Not then! Where now the wailing way o'erteems,

And baffled starvelings bar

The way of dreams;

Pouring to Want, grey-veined Disease,

To Greed, and lurking War,—

Brute goblinries

With horde-lip sateless on

God-food dust-thrown,—

Lover and Love shall pass, each babe of theirs,

Darling of Life, born for the higher wars

Where knights of spirit sway,

Summoned to holiest fray

By heralds never bare

To clodded vision. There,

Shriven and sure, the sun-dipped lance shall leap

Till Dream uncorselet clay and put off sleep.

For me one rift! Through this sepultural blight

A breath runs living, new;

Unburdening light

As when the flame-borne prophet on

The Syrian ploughman threw

A people's dawn.

The world is Heaven worth,

The cradle earth

Casts orphanhood, a Bethlehem God-swung

From crimson grapple with his lyric young.

Here triumph I, so low,

Knowing that Lust shall go,

With whited, anarch train,—

Shall pass, this curbless, vain

Usurping deity that would compel

The Mary-longing Love to yet mould Jezebel.

Drag me with life that keeps Death shadow-near

Till I, unfrighted, wake

His charnel fear

In every face that wariful

Meets mine; this bud-mouth make

Unkissable

With kisses; and up-lap

My soul's youth sap

Till‘ t withers to a clutch about the gold

You think pays all; yet from this reedy mould,

This swamped, unfructant sedge,

Gentility's marsh edge,

I, on free wing, shall take

My swan-course o'er the brake,

Leaving the chanson of thy sin to thee

Who hast not seen, not touched the unstainable me.

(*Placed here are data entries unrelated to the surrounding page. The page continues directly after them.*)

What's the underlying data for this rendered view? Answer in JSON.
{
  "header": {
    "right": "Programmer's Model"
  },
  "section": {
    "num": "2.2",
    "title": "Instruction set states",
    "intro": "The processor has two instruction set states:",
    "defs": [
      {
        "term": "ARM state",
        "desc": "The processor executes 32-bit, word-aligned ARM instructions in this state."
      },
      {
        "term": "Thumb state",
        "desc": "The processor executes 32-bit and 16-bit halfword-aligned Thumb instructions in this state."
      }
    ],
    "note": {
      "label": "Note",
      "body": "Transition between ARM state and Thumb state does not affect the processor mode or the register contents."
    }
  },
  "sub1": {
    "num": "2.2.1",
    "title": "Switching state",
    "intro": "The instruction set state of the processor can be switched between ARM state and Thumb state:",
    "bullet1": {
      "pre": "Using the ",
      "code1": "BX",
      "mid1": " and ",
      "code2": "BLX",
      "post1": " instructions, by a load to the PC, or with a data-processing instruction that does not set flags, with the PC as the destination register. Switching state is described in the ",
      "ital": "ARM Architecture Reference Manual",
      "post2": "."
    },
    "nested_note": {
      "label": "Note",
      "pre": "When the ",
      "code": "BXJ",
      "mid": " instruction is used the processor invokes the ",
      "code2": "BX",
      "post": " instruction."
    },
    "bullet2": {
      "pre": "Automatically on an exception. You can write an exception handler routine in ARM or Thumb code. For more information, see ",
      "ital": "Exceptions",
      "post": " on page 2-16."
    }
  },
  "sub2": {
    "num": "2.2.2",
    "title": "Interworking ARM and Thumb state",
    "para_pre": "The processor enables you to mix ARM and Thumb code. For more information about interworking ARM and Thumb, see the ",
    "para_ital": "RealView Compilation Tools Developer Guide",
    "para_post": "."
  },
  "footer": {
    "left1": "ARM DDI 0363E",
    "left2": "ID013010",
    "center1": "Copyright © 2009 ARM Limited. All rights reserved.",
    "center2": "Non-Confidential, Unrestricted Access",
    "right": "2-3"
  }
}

Yet art thou dear, O singer! When we rest

Past all Life's hostel doors,

On her home crest;

And‘ neath our feet the dark vat night

From pain's crushed star-grapes pours

The climbing light;

There thou, beside me then,

With moteless ken,

Remembering these, thy pity and thy song,

Dropped at the cross where thou didst nail me long,

Shalt sereless‘ scape the aim

Of hot, lance-darting shame,

For over thee shall fall

The dawn-tressed coronal

Of Love I then shall be, wrapping thee in

The pity at whose touch dies every sin.